É normal que um desporto como o futebol atraia estes problemas. É o desporto mais simples e mais popular do mundo, que abrange um universo que vai desde a pobreza extrema e a riqueza quase ilimitada e como tal, a possibilidade de lucrar é muito grande. A juntarmos o facto de que no futebol são as Federações e as Ligas Profissionais a centralizar todo o capital, a procura do ilícito para obter lucro é ainda maior, até porque é a única forma de o conseguir. O dinheiro funciona no futebol como o petróleo na sociedade, a vida sem ele pára mas é ele que está a poluir o mundo a uma escala nunca antes vista. 

Quando uma criança sonha em jogar futebol, o palco do Campeonato do Mundo é presença obrigatória na sua imaginação. Por isso custa-me compreender como é que uma equipa (jogadores) ameaça não participar num Campeonato do Mundo por uma questão de dinheiro. No Brasil, tivemos os casos da Nigéria (recearam não receber), Gana (quiseram receber em dinheiro vivo) e Camarões (quiseram receber mais do que lhes havia sido prometido). As três seleções ameaçaram não jogar (ou não viajar de todo, no caso dos Camarões) por causa do dinheiro. A primeira relação que podemos observar é que as três equipas representam nações da África Ocidental. Será pela necessidade dos jogadores em receberem o dinheiro? Com a esmagadora maioria dos jogadores destas seleções a jogar na Europa, muito dificilmente será esse o motivo. No site Aljazeera America, Musa Okwonga escreve que a culpa destes comportamentos pode-se estender muito acima dos próprios jogadores. É também na África Ocidental que existem mais casos de corrupção no continente africano e esta reação dos jogadores poderá ser um reflexo dos seus líderes e a clara desconfiança nas suas obrigações.

Será que podemos, ainda assim, condenar os jogadores por colocarem o dinheiro como prioridade nas suas carreiras quando a entidade que gere todo o futebol se assume como uma organização sem fins lucrativos tendo milhares de milhões de euros no banco? No final de contas, a equação é a mesma, somos todos o reflexo de quem nos lidera. Eu pessoalmente compreendo que os jogadores recebam por participar no Campeonato do Mundo, até porque esta é uma competição de uma exigência extrema, não só física mas emocional onde todas as nossas ações são cobradas por toda uma nação e onde estará sempre presente o risco de uma lesão capaz de prejudicar uma carreira, que por si só já é curta mas sem dúvida que o dinheiro não deveria ser a prioridade. Um exemplo perfeito do que é o futebol a agir em prol da sociedade, retribuindo o que esta lhe dá, é a atitude dos jogadores da Grécia que enviaram a seguinte carta ao ministro grego:

"Não queremos prémio extra, ou qualquer dinheiro. Só jogamos pela Grécia e pelo seu povo. Tudo o que queremos é o vosso apoio para criar um centro de treinos que servirá como casa para a nossa seleção nacional"

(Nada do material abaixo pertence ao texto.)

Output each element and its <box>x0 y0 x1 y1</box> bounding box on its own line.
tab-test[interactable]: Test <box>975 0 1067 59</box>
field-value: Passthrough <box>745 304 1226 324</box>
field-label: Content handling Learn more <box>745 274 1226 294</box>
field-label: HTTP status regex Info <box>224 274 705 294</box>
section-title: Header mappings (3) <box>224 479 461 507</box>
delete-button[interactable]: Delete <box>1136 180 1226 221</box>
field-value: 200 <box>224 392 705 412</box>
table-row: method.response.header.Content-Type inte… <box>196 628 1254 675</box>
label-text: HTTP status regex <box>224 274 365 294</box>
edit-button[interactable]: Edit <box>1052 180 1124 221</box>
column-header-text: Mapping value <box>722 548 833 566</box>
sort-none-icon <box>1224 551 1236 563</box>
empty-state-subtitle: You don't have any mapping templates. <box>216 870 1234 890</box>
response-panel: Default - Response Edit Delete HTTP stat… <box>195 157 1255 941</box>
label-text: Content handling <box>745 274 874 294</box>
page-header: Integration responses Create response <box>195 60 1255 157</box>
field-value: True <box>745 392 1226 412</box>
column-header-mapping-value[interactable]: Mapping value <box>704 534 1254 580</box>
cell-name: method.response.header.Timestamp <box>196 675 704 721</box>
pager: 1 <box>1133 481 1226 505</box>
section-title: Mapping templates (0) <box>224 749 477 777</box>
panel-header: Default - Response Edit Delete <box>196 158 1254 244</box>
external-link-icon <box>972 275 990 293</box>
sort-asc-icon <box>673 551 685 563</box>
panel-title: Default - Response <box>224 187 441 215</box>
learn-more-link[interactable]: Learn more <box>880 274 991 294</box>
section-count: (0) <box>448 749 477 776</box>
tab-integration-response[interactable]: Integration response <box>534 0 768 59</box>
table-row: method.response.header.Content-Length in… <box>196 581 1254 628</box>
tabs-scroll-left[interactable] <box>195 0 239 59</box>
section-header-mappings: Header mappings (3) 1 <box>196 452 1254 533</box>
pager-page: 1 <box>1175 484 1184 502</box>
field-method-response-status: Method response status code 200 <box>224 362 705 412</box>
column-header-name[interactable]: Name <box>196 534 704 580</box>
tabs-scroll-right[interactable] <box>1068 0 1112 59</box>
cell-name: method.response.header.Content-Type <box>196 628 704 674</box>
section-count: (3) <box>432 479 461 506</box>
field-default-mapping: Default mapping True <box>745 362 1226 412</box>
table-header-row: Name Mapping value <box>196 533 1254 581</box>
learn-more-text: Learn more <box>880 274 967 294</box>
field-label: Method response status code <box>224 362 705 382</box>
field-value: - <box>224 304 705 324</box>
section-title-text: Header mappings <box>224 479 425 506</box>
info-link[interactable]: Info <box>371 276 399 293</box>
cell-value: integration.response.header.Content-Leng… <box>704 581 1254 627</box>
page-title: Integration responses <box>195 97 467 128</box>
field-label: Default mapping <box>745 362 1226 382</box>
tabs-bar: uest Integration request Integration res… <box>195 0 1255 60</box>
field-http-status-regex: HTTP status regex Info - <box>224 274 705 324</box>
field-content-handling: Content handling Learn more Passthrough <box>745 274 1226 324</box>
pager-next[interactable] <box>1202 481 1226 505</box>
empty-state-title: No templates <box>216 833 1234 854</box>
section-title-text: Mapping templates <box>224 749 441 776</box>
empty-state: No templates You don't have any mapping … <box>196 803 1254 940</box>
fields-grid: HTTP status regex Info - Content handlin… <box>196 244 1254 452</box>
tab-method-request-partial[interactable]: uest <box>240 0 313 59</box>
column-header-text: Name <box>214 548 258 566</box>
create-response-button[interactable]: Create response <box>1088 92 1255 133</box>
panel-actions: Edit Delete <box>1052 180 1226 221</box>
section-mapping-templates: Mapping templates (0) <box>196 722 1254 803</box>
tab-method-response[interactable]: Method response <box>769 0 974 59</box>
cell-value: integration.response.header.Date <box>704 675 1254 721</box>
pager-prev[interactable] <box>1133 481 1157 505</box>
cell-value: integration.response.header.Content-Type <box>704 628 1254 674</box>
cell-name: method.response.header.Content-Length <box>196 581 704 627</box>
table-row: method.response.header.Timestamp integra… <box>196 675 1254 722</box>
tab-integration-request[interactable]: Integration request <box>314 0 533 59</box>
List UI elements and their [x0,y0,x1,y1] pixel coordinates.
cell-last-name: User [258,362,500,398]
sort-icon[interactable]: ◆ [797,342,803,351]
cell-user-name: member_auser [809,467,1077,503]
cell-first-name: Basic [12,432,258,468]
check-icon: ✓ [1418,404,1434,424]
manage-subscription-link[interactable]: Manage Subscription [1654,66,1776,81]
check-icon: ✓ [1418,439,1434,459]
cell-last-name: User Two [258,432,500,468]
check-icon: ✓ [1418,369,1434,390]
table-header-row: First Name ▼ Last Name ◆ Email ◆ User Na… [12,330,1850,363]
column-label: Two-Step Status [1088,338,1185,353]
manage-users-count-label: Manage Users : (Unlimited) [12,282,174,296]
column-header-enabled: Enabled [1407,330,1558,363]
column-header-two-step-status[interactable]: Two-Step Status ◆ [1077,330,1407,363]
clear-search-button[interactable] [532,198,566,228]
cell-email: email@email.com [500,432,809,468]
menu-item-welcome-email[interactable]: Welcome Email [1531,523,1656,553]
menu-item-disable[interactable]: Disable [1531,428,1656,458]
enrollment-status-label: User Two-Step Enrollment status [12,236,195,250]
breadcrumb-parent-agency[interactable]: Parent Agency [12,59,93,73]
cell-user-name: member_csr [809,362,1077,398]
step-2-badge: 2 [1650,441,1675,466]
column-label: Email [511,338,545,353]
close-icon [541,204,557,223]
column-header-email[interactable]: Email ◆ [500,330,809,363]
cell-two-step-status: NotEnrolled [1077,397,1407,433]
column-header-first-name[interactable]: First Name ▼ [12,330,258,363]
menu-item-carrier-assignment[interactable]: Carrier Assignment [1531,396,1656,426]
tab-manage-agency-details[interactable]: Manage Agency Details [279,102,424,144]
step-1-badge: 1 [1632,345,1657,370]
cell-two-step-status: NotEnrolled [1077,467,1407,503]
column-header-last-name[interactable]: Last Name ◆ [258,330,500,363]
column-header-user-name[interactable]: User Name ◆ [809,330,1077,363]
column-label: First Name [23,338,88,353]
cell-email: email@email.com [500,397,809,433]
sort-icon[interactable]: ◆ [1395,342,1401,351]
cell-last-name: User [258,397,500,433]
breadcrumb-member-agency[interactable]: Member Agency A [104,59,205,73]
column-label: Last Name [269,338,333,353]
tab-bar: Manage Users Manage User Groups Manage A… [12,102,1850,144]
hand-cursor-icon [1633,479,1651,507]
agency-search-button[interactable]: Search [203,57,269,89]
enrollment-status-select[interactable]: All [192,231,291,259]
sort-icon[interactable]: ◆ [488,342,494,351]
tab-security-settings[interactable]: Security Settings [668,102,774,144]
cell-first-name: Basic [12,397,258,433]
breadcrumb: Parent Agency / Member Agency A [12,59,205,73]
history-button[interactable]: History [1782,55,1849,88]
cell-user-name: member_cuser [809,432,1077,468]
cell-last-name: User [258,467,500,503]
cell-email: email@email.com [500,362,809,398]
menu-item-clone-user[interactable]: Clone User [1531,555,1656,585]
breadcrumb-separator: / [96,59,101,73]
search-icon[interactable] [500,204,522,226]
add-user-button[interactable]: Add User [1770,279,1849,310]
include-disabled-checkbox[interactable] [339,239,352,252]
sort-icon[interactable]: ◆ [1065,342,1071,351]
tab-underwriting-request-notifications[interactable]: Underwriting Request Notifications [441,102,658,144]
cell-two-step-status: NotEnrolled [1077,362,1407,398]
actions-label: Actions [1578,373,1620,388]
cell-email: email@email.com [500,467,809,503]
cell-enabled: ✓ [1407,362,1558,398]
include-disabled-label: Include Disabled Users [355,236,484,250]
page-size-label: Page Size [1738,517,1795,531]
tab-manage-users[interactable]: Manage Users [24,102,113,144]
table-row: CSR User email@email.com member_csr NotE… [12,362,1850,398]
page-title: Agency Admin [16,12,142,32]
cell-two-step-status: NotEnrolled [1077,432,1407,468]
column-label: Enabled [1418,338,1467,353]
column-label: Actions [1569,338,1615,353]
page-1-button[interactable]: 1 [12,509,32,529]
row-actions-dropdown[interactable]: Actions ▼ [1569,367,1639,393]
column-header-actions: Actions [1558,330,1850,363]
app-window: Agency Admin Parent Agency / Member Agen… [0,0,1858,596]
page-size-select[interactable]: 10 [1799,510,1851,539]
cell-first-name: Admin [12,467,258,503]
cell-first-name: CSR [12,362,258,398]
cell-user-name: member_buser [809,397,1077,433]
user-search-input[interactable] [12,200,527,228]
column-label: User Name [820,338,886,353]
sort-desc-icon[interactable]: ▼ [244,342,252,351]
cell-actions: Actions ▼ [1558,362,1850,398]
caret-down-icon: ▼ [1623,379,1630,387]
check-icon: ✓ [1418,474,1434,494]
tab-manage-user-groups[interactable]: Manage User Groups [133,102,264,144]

Quando um adepto gasta dinheiro para viajar com a sua equipa, abdica de tempo com a família para ver a sua equipa e tira dias de férias para poder torcer pela sua equipa, não pode exigir menos que o mesmo empenho da outra parte, dos jogadores que representam a sua equipa e esses jogadores não podem ter no dinheiro o seu principal foco, a sua atenção tem de ir sempre no encontro da ambição e paixão de quem os apoia, dos adeptos, da paixão pelo futebol. E se essa paixão for genuína, o apoio será sempre incondicional. Porque é a paixão que todos procuram no jogo e quando a paixão é partilhada por uma equipa, a magia acontece e o povo agradece.